Over the last few weeks the Press-Register collected samples from multiple locations on an Alabama beach where a heavy oil sheen was visible.
The Press-Register assessed the appearance of the samples:
The stained, brown water seen washing up in pockets along Alabama beaches for the last two weeks... [it] was found in water between two sandbars that lie about 50 yards and 100 yards off the beach... A heavy, metallic sheen was floating on the water between the bars and stretched for miles to the east and west. Gulf water in the areas sampled by the newspaper was a muddy brown... Seen in a jar, the Gulf water was turbid with tiny flecks of a dark, reddish brown material. At some locations, the brown material was present from the surface to the sea floor. At other locations, the brown material was in a layer in the bottom 5 feet of the water column. At those sites, another material -- stringy, milky yellow filaments the thickness of a human hair -- formed a layer above the brown material.
The paper provided the samples to Ed Overton of Louisiana State University.
Overton said, "We didn't see oil in the analysis."
Yet, Overton says there are preliminary indications that a dispersant is present in the samples.
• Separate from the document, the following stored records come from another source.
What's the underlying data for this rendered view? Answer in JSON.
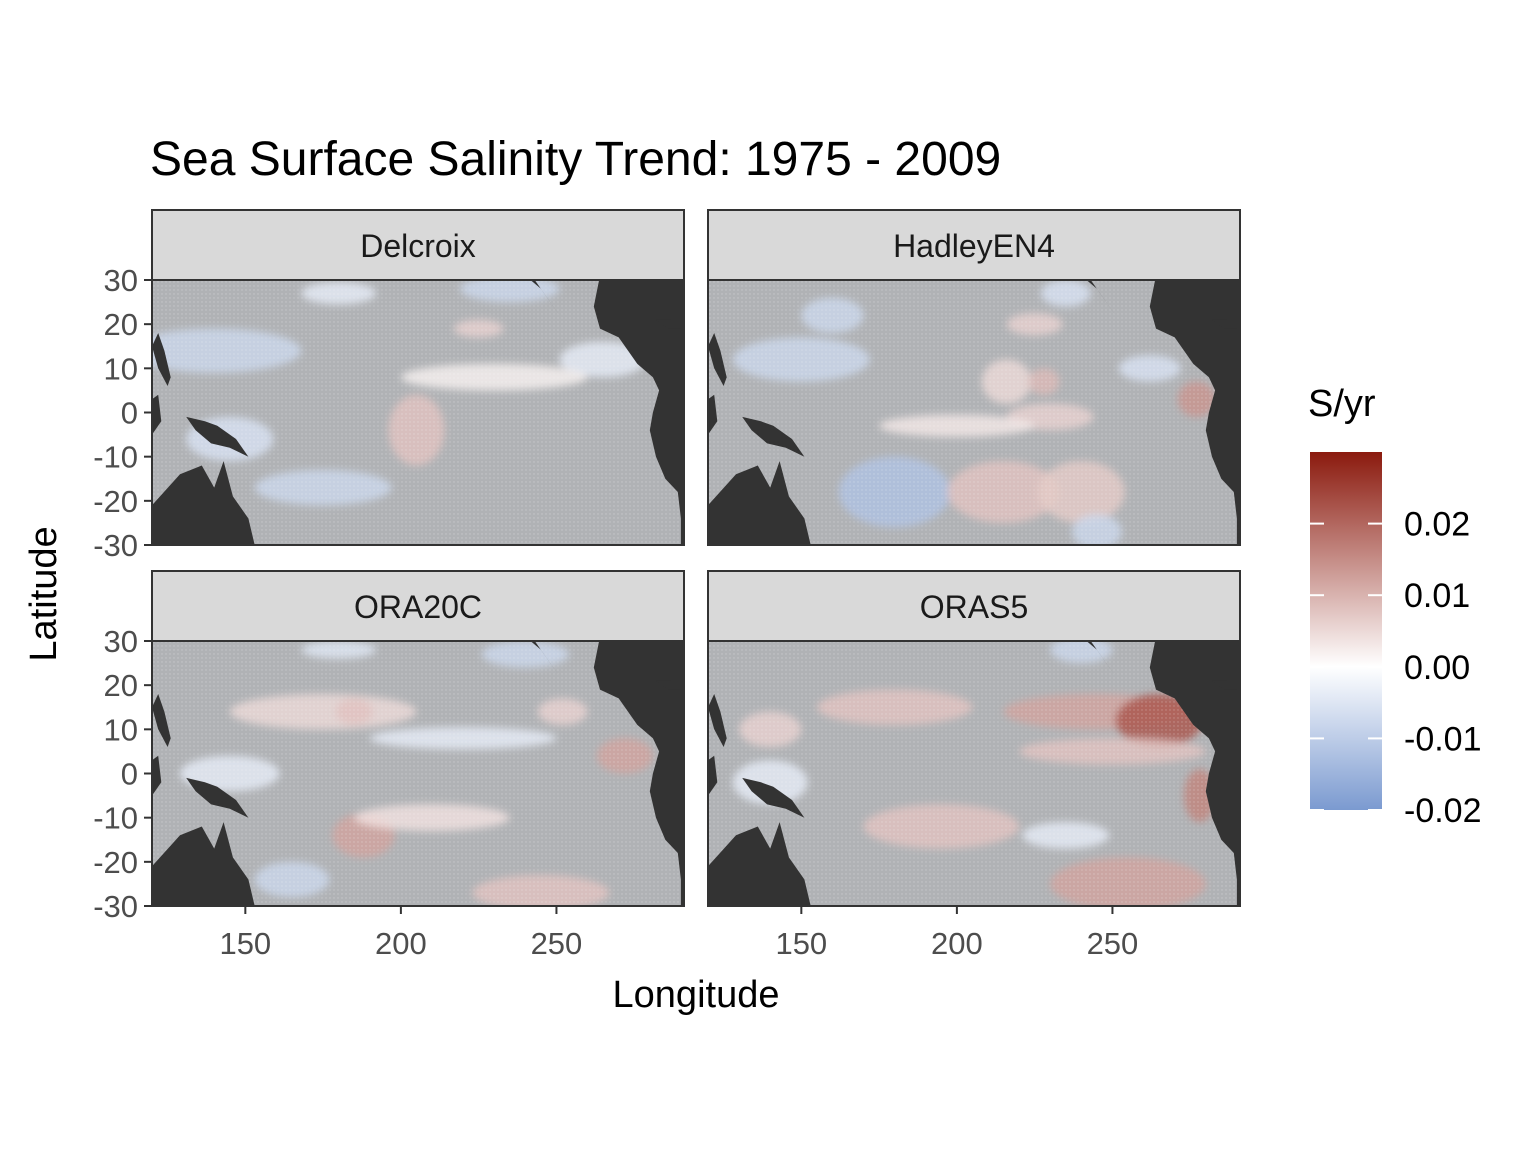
{
  "chart_data": {
    "type": "heatmap",
    "title": "Sea Surface Salinity Trend: 1975 - 2009",
    "xlabel": "Longitude",
    "ylabel": "Latitude",
    "xlim": [
      120,
      291
    ],
    "ylim": [
      -30,
      30
    ],
    "x_ticks": [
      150,
      200,
      250
    ],
    "y_ticks": [
      30,
      20,
      10,
      0,
      -10,
      -20,
      -30
    ],
    "colors": {
      "land": "#333333",
      "ocean_gray": "#b0b2b5",
      "strip_bg": "#d9d9d9",
      "high": "#8b1a0e",
      "mid": "#ffffff",
      "low": "#7b9ad0"
    },
    "legend": {
      "title": "S/yr",
      "placement": "right",
      "range": [
        -0.02,
        0.03
      ],
      "breaks": [
        "0.02",
        "0.01",
        "0.00",
        "-0.01",
        "-0.02"
      ]
    },
    "panels": [
      {
        "name": "Delcroix",
        "blobs": [
          {
            "lon": 140,
            "lat": 14,
            "rx": 28,
            "ry": 5,
            "value": -0.008
          },
          {
            "lon": 235,
            "lat": 28,
            "rx": 16,
            "ry": 3,
            "value": -0.008
          },
          {
            "lon": 180,
            "lat": 27,
            "rx": 12,
            "ry": 2.5,
            "value": -0.004
          },
          {
            "lon": 225,
            "lat": 19,
            "rx": 8,
            "ry": 2,
            "value": 0.006
          },
          {
            "lon": 205,
            "lat": -4,
            "rx": 9,
            "ry": 8,
            "value": 0.008
          },
          {
            "lon": 175,
            "lat": -17,
            "rx": 22,
            "ry": 4,
            "value": -0.008
          },
          {
            "lon": 145,
            "lat": -6,
            "rx": 14,
            "ry": 5,
            "value": -0.006
          },
          {
            "lon": 265,
            "lat": 12,
            "rx": 14,
            "ry": 4,
            "value": -0.004
          },
          {
            "lon": 230,
            "lat": 8,
            "rx": 30,
            "ry": 3,
            "value": 0.002
          }
        ]
      },
      {
        "name": "HadleyEN4",
        "blobs": [
          {
            "lon": 150,
            "lat": 12,
            "rx": 22,
            "ry": 5,
            "value": -0.008
          },
          {
            "lon": 160,
            "lat": 22,
            "rx": 10,
            "ry": 4,
            "value": -0.008
          },
          {
            "lon": 235,
            "lat": 27,
            "rx": 8,
            "ry": 3,
            "value": -0.006
          },
          {
            "lon": 225,
            "lat": 20,
            "rx": 9,
            "ry": 2.5,
            "value": 0.006
          },
          {
            "lon": 216,
            "lat": 7,
            "rx": 8,
            "ry": 5,
            "value": 0.005
          },
          {
            "lon": 228,
            "lat": 7,
            "rx": 5,
            "ry": 3,
            "value": 0.009
          },
          {
            "lon": 277,
            "lat": 3,
            "rx": 6,
            "ry": 4,
            "value": 0.014
          },
          {
            "lon": 230,
            "lat": -1,
            "rx": 14,
            "ry": 3,
            "value": 0.006
          },
          {
            "lon": 180,
            "lat": -18,
            "rx": 18,
            "ry": 8,
            "value": -0.012
          },
          {
            "lon": 215,
            "lat": -18,
            "rx": 18,
            "ry": 7,
            "value": 0.008
          },
          {
            "lon": 240,
            "lat": -18,
            "rx": 14,
            "ry": 7,
            "value": 0.007
          },
          {
            "lon": 245,
            "lat": -27,
            "rx": 8,
            "ry": 4,
            "value": -0.008
          },
          {
            "lon": 262,
            "lat": 10,
            "rx": 10,
            "ry": 3,
            "value": -0.006
          },
          {
            "lon": 200,
            "lat": -3,
            "rx": 25,
            "ry": 2.5,
            "value": 0.003
          }
        ]
      },
      {
        "name": "ORA20C",
        "blobs": [
          {
            "lon": 175,
            "lat": 14,
            "rx": 30,
            "ry": 4,
            "value": 0.005
          },
          {
            "lon": 185,
            "lat": 14,
            "rx": 6,
            "ry": 3,
            "value": 0.008
          },
          {
            "lon": 240,
            "lat": 27,
            "rx": 14,
            "ry": 3,
            "value": -0.008
          },
          {
            "lon": 180,
            "lat": 28,
            "rx": 12,
            "ry": 2,
            "value": -0.005
          },
          {
            "lon": 272,
            "lat": 4,
            "rx": 9,
            "ry": 4,
            "value": 0.012
          },
          {
            "lon": 252,
            "lat": 14,
            "rx": 8,
            "ry": 3,
            "value": 0.006
          },
          {
            "lon": 188,
            "lat": -14,
            "rx": 10,
            "ry": 5,
            "value": 0.012
          },
          {
            "lon": 210,
            "lat": -10,
            "rx": 25,
            "ry": 3,
            "value": 0.004
          },
          {
            "lon": 245,
            "lat": -27,
            "rx": 22,
            "ry": 4,
            "value": 0.008
          },
          {
            "lon": 165,
            "lat": -24,
            "rx": 12,
            "ry": 4,
            "value": -0.008
          },
          {
            "lon": 220,
            "lat": 8,
            "rx": 30,
            "ry": 2.5,
            "value": -0.004
          },
          {
            "lon": 145,
            "lat": 0,
            "rx": 16,
            "ry": 4,
            "value": -0.004
          }
        ]
      },
      {
        "name": "ORAS5",
        "blobs": [
          {
            "lon": 180,
            "lat": 15,
            "rx": 25,
            "ry": 4,
            "value": 0.008
          },
          {
            "lon": 245,
            "lat": 14,
            "rx": 30,
            "ry": 4,
            "value": 0.012
          },
          {
            "lon": 265,
            "lat": 12,
            "rx": 14,
            "ry": 6,
            "value": 0.022
          },
          {
            "lon": 250,
            "lat": 5,
            "rx": 30,
            "ry": 3,
            "value": 0.008
          },
          {
            "lon": 195,
            "lat": -12,
            "rx": 25,
            "ry": 5,
            "value": 0.008
          },
          {
            "lon": 255,
            "lat": -25,
            "rx": 25,
            "ry": 6,
            "value": 0.012
          },
          {
            "lon": 278,
            "lat": -5,
            "rx": 5,
            "ry": 6,
            "value": 0.016
          },
          {
            "lon": 140,
            "lat": -2,
            "rx": 12,
            "ry": 5,
            "value": -0.004
          },
          {
            "lon": 240,
            "lat": 28,
            "rx": 10,
            "ry": 3,
            "value": -0.008
          },
          {
            "lon": 235,
            "lat": -14,
            "rx": 14,
            "ry": 3,
            "value": -0.004
          },
          {
            "lon": 140,
            "lat": 10,
            "rx": 10,
            "ry": 4,
            "value": 0.006
          }
        ]
      }
    ]
  }
}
So why is there dispersant with no oil?
The riddle of Ed Overton continues.
Overton is a professor 'emeritus' at LSU, meaning he is no longer a professor -- though he apparently is still with the school in a research capacity.
The article reports that Overton is currently "analyzing oil samples for the federal government."
And in another strange twist, a report by the same author (Ben Raines) indicate that BP is currently employing scientists from LSU:
Scientists from Louisiana State University, University of Southern Mississippi and Texas A&M have reportedly accepted, according to academic officials. ...
Richard Shaw, associate dean of LSU's School of the Coast and Environment, said that the BP contracts are already hindering the scientific community's ability to monitor the affects of the Gulf spill.
"The first order of business at the research meetings is to get all the disclosures out. Who has a personal connection to BP? We have to know how to deal with that person," Shaw said.
Spend a few minutes googling Ed Overton's history assessing the BP Oil 'Spill'.